We have almost ONE BILLION DOLLARS in unspent CARES Act funding that Rhode Island must use by December 31 or the money will revert to the federal government.
This
money was part of a $1.25 billion allocation Rhode Island received last March
to fight the pandemic and soften its financial effects. But as Alexa
Gagosz reports in the Providence Business News, we haven’t spent but a
small fraction of it, with an Oct. 1 balance of around $900 million.
That’s
beyond unacceptable.
We
are not alone
Even though Rhode Island may be the worst off in the Northeast at present, the coronavirus surge is nationwide and worldwide. In the US, the most critical states are those Red states where Republican governors have followed soon-to-be-ex-Dear Leader in denying science and reality.
When
COVID-19 had its first surge spring, Donald Trump directed genius son-in-law
Jared Kushner to come up with a national plan. The prevailing story is that
Jared told our Dear Leader that no national response was needed because the
virus was largely killing people in Democratic regions which they saw as a good
thing.
From
that dubious conclusion came the Trump strategy to deny the virus existed, or
if it did, it wasn’t so bad, and it will go away “very soon.” So no need for
masks, hand-washing, social distancing and especially not lock-downs. No coordination to make sure health care workers have the PPE they need.
Maskholes
and covidiots keep the pandemic going strong by refusing to mask, social
distance and, I’m sure, wash their hands.
Because
of Dear Leader, we have no national strategy – never have and never will until
he leaves the White House.
Other
countries (e.g. Britain, Germany, France) faced the new surge in COVID by
re-imposing restrictions including lockdowns and are being rewarded with
declining cases. What we are learning from our shared global experience is that
this virus cannot be stopped unless we all
follow sound anti-virus social practices.
Of
course, we are all waiting for the arrival of a safe and effective vaccine.
The
vaccine
I
share the joy of so many others at Pfizer’s news that it’s vaccine shows 90%
effectiveness and will be ready to go in the coming months. We need it.Store at -70 C. or -94 degrees Fahrenheit
But Pfizer’s version may not be the best or the most practical.
Roughly 2/3’s of
the world will not be able to use the Pfizer vaccine because of the problematic
logistics. The vaccine must be stored at deep subzero temperatures –
impractical in any area without reliable equipment and electricity – and
requires two doses given at a precise interval.
Just
as a practical matter, there will be some unknown but large number of people
who get shot #1 but don’t get shot #2.
Fortunately,
there are several other vaccines in the pipelines that don’t carry these
challenges. They are also going through clinical trials. Ideally, we should
have several choices of vaccines, all safe and highly effective, allowing
communities and countries to choose the one that is most practical for mass
immunization.
That’s
the only way to “herd immunity” without the deaths of millions of people.
Cooking
a French quack’s goose
Finally,
Didier Raoult, the French
doctor who put the bug in Trump’s ear that hydroxychloquine was a COVID wonder
drug is being hauled before a French medical disciplinary board. He is charged
with ethics breeches for touting hydroxychloroquine despite having no evidence
that it worked on COVID.
When
I
wrote about Dr.

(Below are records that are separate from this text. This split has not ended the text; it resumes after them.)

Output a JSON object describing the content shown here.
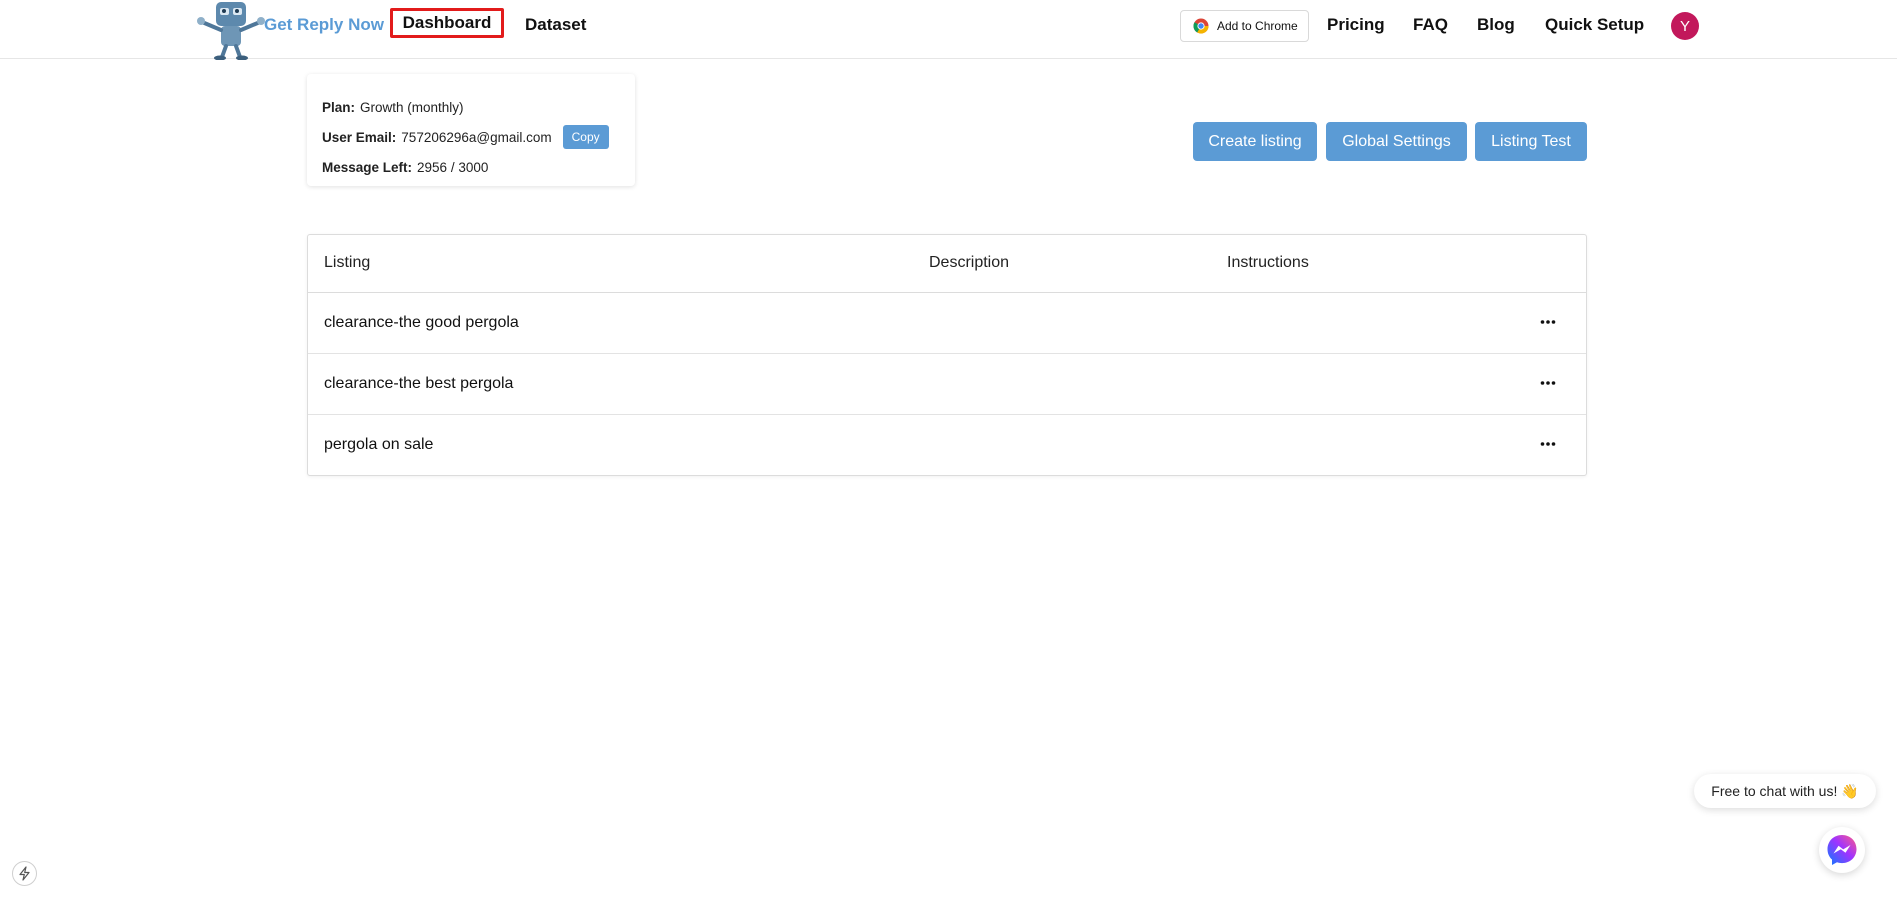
{
  "header": {
    "brand": "Get Reply Now",
    "nav": {
      "dashboard": "Dashboard",
      "dataset": "Dataset",
      "add_to_chrome": "Add to Chrome",
      "pricing": "Pricing",
      "faq": "FAQ",
      "blog": "Blog",
      "quick_setup": "Quick Setup"
    },
    "avatar_initial": "Y",
    "icons": [
      "robot-mascot-logo",
      "chrome-icon"
    ]
  },
  "account": {
    "plan_label": "Plan:",
    "plan_value": "Growth (monthly)",
    "email_label": "User Email:",
    "email_value": "757206296a@gmail.com",
    "copy_label": "Copy",
    "messages_label": "Message Left:",
    "messages_value": "2956 / 3000"
  },
  "actions": {
    "create_listing": "Create listing",
    "global_settings": "Global Settings",
    "listing_test": "Listing Test"
  },
  "table": {
    "columns": [
      "Listing",
      "Description",
      "Instructions"
    ],
    "rows": [
      {
        "listing": "clearance-the good pergola",
        "description": "",
        "instructions": ""
      },
      {
        "listing": "clearance-the best pergola",
        "description": "",
        "instructions": ""
      },
      {
        "listing": "pergola on sale",
        "description": "",
        "instructions": ""
      }
    ]
  },
  "chat": {
    "prompt": "Free to chat with us! 👋",
    "icon": "messenger-icon"
  },
  "colors": {
    "accent": "#5b9bd5",
    "highlight": "#e21b1b",
    "avatar": "#c2185b"
  }
}
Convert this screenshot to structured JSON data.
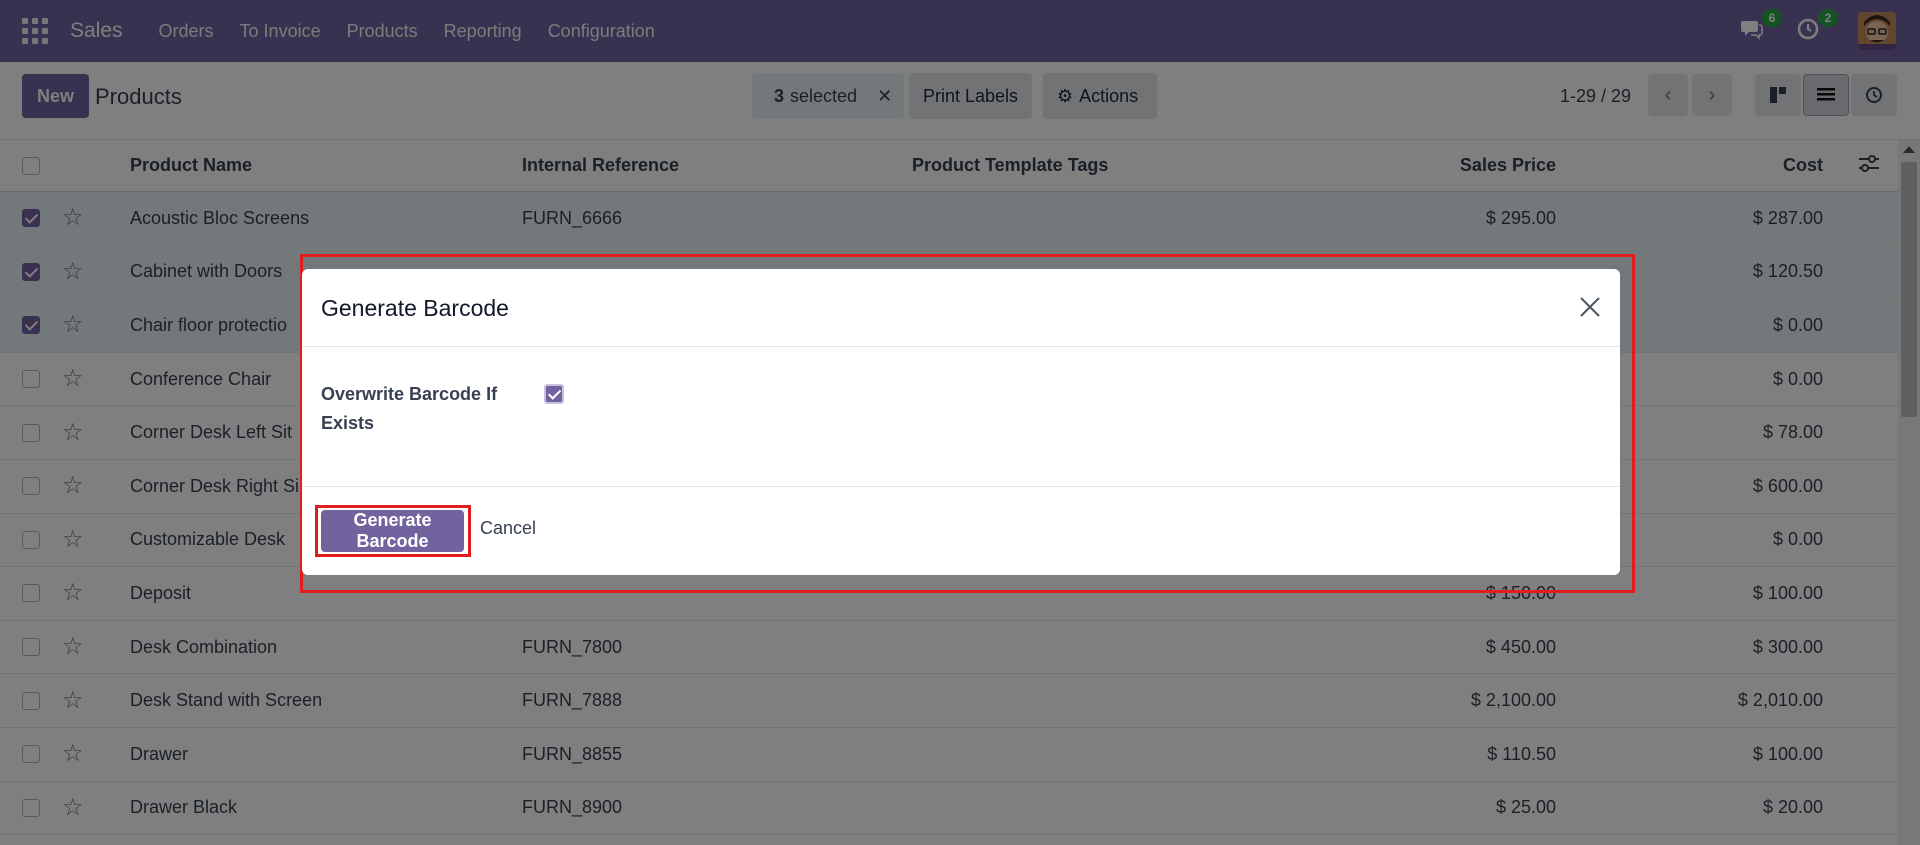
{
  "nav": {
    "brand": "Sales",
    "menu": [
      "Orders",
      "To Invoice",
      "Products",
      "Reporting",
      "Configuration"
    ],
    "messages_count": "6",
    "activities_count": "2"
  },
  "control": {
    "new_label": "New",
    "title": "Products",
    "selected_count": "3",
    "selected_label": "selected",
    "print_labels": "Print Labels",
    "actions": "Actions",
    "pager": "1-29 / 29"
  },
  "table": {
    "headers": {
      "name": "Product Name",
      "ref": "Internal Reference",
      "tags": "Product Template Tags",
      "price": "Sales Price",
      "cost": "Cost"
    },
    "rows": [
      {
        "name": "Acoustic Bloc Screens",
        "ref": "FURN_6666",
        "price": "$ 295.00",
        "cost": "$ 287.00",
        "selected": true
      },
      {
        "name": "Cabinet with Doors",
        "ref": "",
        "price": "",
        "cost": "$ 120.50",
        "selected": true
      },
      {
        "name": "Chair floor protectio",
        "ref": "",
        "price": "",
        "cost": "$ 0.00",
        "selected": true
      },
      {
        "name": "Conference Chair",
        "ref": "",
        "price": "",
        "cost": "$ 0.00",
        "selected": false
      },
      {
        "name": "Corner Desk Left Sit",
        "ref": "",
        "price": "",
        "cost": "$ 78.00",
        "selected": false
      },
      {
        "name": "Corner Desk Right Si",
        "ref": "",
        "price": "",
        "cost": "$ 600.00",
        "selected": false
      },
      {
        "name": "Customizable Desk",
        "ref": "",
        "price": "",
        "cost": "$ 0.00",
        "selected": false
      },
      {
        "name": "Deposit",
        "ref": "",
        "price": "$ 150.00",
        "cost": "$ 100.00",
        "selected": false
      },
      {
        "name": "Desk Combination",
        "ref": "FURN_7800",
        "price": "$ 450.00",
        "cost": "$ 300.00",
        "selected": false
      },
      {
        "name": "Desk Stand with Screen",
        "ref": "FURN_7888",
        "price": "$ 2,100.00",
        "cost": "$ 2,010.00",
        "selected": false
      },
      {
        "name": "Drawer",
        "ref": "FURN_8855",
        "price": "$ 110.50",
        "cost": "$ 100.00",
        "selected": false
      },
      {
        "name": "Drawer Black",
        "ref": "FURN_8900",
        "price": "$ 25.00",
        "cost": "$ 20.00",
        "selected": false
      }
    ]
  },
  "dialog": {
    "title": "Generate Barcode",
    "field_label": "Overwrite Barcode If Exists",
    "field_checked": true,
    "generate_label": "Generate Barcode",
    "cancel_label": "Cancel"
  },
  "colors": {
    "brand": "#71639e",
    "highlight": "#e11d1d"
  }
}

Raoult last May, I noted the remarkable resemblance Raoult
bore to Trump’s own doctor Harold Bornstein. He’s the guy who signed Trump’s
clean bill of health report that we later learned had actually been written by
Trump.
They
both bear some resemblance to Star Trek star (Data) Brent Spinner’s mad
scientist character in the 1996 movie Independence Day. Add twenty years and
longer whiskers to Spinner’s face and, voila, they may all be the same person.
If
QAnon needs another conspiracy theory to promote, I give this to them gratis.